Дальше следовал длинный и яркий обзор всех оскорблений, которые пришлось выслушать Гогену. Он заключал: «Однако хочу довести до вашего сведения, что я прибуду на Таити, чтобы защитить себя, и что моему адвокату будет что порассказать… Пусть даже меня отправят в тюрьму, что я считаю позором (это нечто неслыханное в нашем роду), я всегда буду высоко держать голову, гордясь репутацией, которую заслужил. И я никому, каким бы высоким ни был его чин не позволю говорить что-либо унижающее мою честь»[270].

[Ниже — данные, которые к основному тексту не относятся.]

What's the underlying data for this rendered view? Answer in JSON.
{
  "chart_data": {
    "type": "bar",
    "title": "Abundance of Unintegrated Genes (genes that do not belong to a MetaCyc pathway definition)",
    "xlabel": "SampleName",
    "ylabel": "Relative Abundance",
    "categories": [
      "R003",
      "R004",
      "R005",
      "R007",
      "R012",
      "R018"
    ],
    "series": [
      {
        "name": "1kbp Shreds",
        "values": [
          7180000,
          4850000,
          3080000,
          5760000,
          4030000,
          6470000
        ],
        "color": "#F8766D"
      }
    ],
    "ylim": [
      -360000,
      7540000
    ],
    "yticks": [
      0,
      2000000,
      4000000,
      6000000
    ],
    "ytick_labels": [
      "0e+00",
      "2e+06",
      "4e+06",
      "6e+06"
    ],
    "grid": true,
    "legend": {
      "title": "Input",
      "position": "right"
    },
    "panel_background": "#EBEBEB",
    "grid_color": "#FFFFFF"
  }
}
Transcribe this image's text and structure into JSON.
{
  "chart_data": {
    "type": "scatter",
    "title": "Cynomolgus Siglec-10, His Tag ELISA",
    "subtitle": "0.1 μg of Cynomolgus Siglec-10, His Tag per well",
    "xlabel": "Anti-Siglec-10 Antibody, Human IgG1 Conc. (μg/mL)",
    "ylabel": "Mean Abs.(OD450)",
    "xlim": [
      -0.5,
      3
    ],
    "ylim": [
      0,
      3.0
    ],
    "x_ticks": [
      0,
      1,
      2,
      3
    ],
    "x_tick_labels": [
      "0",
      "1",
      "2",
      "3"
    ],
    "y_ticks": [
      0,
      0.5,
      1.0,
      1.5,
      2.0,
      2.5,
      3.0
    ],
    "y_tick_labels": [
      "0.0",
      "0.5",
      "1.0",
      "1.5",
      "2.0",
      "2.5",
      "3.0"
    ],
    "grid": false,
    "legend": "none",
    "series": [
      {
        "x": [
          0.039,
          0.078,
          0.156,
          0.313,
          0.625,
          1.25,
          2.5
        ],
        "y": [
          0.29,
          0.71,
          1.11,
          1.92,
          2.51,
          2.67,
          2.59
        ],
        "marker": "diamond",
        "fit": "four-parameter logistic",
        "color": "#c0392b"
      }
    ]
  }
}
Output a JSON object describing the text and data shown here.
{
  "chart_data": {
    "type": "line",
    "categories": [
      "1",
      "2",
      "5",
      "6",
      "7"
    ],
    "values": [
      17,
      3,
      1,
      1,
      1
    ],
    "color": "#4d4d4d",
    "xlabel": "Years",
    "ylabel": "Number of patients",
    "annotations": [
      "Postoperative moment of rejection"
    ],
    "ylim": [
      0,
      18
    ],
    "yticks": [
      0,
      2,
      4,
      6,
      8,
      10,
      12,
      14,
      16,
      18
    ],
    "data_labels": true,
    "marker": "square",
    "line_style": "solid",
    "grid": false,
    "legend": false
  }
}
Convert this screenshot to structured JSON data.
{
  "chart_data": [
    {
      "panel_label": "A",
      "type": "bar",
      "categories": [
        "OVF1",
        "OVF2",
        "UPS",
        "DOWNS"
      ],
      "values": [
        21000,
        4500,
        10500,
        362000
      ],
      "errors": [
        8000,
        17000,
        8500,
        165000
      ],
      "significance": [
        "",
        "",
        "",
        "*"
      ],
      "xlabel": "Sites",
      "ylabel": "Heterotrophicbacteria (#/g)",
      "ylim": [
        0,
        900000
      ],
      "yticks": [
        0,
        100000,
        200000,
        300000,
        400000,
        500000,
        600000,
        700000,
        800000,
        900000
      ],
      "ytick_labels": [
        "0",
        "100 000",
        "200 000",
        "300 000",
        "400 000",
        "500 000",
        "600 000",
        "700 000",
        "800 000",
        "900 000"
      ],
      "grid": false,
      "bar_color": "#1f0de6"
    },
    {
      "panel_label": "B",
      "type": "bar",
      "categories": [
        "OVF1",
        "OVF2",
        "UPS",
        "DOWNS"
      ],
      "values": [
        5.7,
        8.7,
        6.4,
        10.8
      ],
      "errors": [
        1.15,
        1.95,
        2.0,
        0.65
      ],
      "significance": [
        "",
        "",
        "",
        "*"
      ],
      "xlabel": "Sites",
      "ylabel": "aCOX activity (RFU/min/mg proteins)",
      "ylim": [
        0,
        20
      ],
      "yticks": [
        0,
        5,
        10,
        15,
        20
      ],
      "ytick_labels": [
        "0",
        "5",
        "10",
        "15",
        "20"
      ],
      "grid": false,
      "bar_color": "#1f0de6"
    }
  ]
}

Судя по задиристому тону и ясному слогу, можно подумать, что у Гогена было вдоволь и здоровья и душевных сил. На самом деле это письмо стоило ему больших усилий: по сохранившимся черновикам и заметкам видно, что он его много раз переписывал. Гоген настолько ослаб, что, едва ушел пароход, снова заперся в своем доме, чтобы как следует отдохнуть. Целую неделю он никого не приглашал, но рано утром 2 мая послал Тиоку за пастором Вернье. Поднявшись по крутым ступенькам в примолкший «Веселый дом», Вернье застал хозяина, в кровати. Слабым голосом Гоген спросил, что сейчас — день или ночь, и пожаловался, что у него «все болит». Сказал, что два раза терял сознание. Потом вдруг принялся толковать об искусстве и литературе, остановился на романе Флобера «Саламбо». Как это бывало и раньше, беседа явно ему помогла, боли скоро прекратились. Гоген не знал, где его слуги, да его это и не очень занимало. Посидев еще, Вернье пошел в школу, чтобы продолжать урок[271].

В одиннадцать часов благодарный друг Гогена, Тиока, который показал себя куда более преданным и надежным, чем платные слуги, решил опять навестить его. Как полагалось по местному обычаю, он издали дал знать о себе криком «Коке! Коке!», однако не дождался приглашения войти. Тиока нерешительно поднялся по лестнице и увидел, что Гоген лежит на краю кровати, свесив вниз одну ногу. Он подхватил его и побранил за неосмотрительную попытку встать. Ответа не было. Вдруг Тиоку осенило, что его друг, возможно, умер. Чтобы удостовериться, он прибег к испытанному маркизскому способу: сильно укусил Гогена за голову. Тот оставался нем и недвижим. Тогда Тиока пронзительным голосом затянул траурную песнь. На тумбочке возле кровати стоял пустой флакон из-под лаудана. Может быть, Гоген принял чрезмерно большую дозу. Намеренно — говорили одни жители поселка; нечаянно — думали другие. А может быть, флакон давно был пуст. Нам остается только гадать[272]. Если в этом вообще есть смысл.

Наконец явились два нерадивых лодыря — слуги Гогена. Они не замедлили оповестить всю деревню, и через четверть часа маленькая душная спальня была битком набита любопытными. Потом подошли пастор Вернье (он попытался применить искусственное дыхание) и, всем на удивление, епископ, которого сопровождали два монаха из мужской школы. Впрочем, у епископа была уважительная причина нанести своему павшему врагу последний визит: Гогена крестили в католической церкви, и полагалось схоронить его в освященной земле. По долгу службы явился и Клавери — проследить, чтобы Гоген и после смерти не нарушал правил. Выяснив, что первыми нашли покойного Тиока и Фребо, он тут же заполнил свидетельство о смерти и попросил их расписаться. Неисправимый педант, он приписал следующие слова, в которых звучит явный укор: «Он был женат и был отцом, но имя его жены неизвестно».